Thank you very much!
This is really a question about choosing the most suitable modeling approach in the presence of multiple objectives, rather than deciding between CPLEX or MATLAB.
Multi-criteria Decision making is a whole sub-field in itself. Take a look at: http://en.wikipedia.org/wiki/Multi-objective_optimization.
Once you have decided on the approach and formulated your problem (either by collapsing your multiple objectives into a weighted one, or as series of linear programs) either tool will do the job for you.
Since you are familiar with MATLAB, you can start by using it to solve a series of linear programs (a goal programming approach). This page by Mathworks has a few examples with step-by-step details: http://www.mathworks.com/discovery/multiobjective-optimization.html to get you started.
Probably this question is not a matter of your current concern. However my answer is rather universal, so let me post it here.

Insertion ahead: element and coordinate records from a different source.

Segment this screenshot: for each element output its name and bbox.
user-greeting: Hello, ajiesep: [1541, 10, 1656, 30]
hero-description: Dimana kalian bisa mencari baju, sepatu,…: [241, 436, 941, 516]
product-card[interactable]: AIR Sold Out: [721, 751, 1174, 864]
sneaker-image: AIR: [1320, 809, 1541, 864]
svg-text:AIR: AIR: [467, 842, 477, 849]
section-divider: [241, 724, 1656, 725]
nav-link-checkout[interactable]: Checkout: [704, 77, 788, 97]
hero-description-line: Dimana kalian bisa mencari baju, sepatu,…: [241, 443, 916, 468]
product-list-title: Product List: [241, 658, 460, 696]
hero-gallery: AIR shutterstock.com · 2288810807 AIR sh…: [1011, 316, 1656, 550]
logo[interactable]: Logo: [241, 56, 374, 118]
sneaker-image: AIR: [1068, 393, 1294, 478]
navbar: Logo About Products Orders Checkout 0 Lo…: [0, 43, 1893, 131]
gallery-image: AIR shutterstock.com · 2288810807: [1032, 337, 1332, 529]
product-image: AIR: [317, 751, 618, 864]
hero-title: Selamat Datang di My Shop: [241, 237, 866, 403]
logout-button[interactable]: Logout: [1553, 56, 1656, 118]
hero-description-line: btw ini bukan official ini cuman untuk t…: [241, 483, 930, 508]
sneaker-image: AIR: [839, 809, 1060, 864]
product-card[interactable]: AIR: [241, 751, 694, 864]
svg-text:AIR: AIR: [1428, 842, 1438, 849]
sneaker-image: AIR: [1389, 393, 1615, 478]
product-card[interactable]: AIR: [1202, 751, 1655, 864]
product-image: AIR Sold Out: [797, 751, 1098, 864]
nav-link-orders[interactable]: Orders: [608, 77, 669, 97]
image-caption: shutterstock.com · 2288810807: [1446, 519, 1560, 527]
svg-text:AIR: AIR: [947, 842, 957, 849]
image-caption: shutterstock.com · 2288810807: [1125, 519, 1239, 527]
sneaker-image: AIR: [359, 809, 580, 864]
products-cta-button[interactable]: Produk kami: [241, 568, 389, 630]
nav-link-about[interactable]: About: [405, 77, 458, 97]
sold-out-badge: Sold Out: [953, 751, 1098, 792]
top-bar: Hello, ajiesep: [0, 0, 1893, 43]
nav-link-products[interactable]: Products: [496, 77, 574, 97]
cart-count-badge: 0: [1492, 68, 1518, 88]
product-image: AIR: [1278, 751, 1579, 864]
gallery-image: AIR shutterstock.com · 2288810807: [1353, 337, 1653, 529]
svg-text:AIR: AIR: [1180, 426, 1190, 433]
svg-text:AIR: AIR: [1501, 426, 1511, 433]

If solving a multiobjective problem means deriving a specific Pareto optimal solution, then you need to solve a single-objective problem obtained by scalarizing (aggregating) the objectives. The type of scalarization and values of its parameters (if any) depend on decision maker's preferences, e.g. how he/she/you want(s) to prioritize different objectives when they conflict with each other. Weighted sum, achievement scalarization (a.k.a. weighted Chebyshev), and lexicographic optimization are the most widespread types. They have different advantages and disadvantages, so there is no universal recommendation here.
CPLEX is preferred in the case, where (A) your scalarized problem belongs to the class solved by CPLEX (obviously), e.g. it is a [mixed integer] linear/quadratic problem, and (B) the problem is complex enough for computational time to be essential. CPLEX is specialized in the narrow class of problems, and should be much faster than Matlab in complex cases.
You do not have to limit the choice of multiobjective methods to the ones offered by Matlab/CPLEX or other solvers (which are usually narrow). It is easy to formulate a scalarized problem by yourself, and then run appropriate single-objective optimization (source: it is one of my main research fields, see e.g. implementation for the class of knapsack problems). The issue boils down to finding a suitable single-objective solver.
If you want to obtain some general information about the whole Pareto optimal set, I recommend to start with deriving the nadir and the ideal objective vectors.
If you want to derive a representation of the Pareto optimal set, besides the mentioned population based-heuristics such as GAs, there are exact methods developed for specific classes of problems. Examples: a library implemented in Julia, a recently published method.
All concepts mentioned here are described in the comprehensive book by Miettinen (1999).
Can cplex solve a pareto type multiobjective one? All i know is that it can solve a simple goal programming by defining the lexicographical objs, or it uses the weighted sum to change weights gradually with sensitivity information and "enumerate" the pareto front, which highly depends on the weights and looks very subjective.
You can refer here as how cplex solves the bi-objetive one, which seems not good.
For a true pareto way which includes the ranking, i only know some GA variants can do like NSGA-II.
A different approach would be to use a domain-specific modeling language for mathematical optimization like YALMIP (or JUMP.jl if you like to give Julia a try). There you can write your optimization problem with Matlab with some extra YALMIP functionalities and use CPLEX (or any other supported solver as a backend) without restricting to one solver.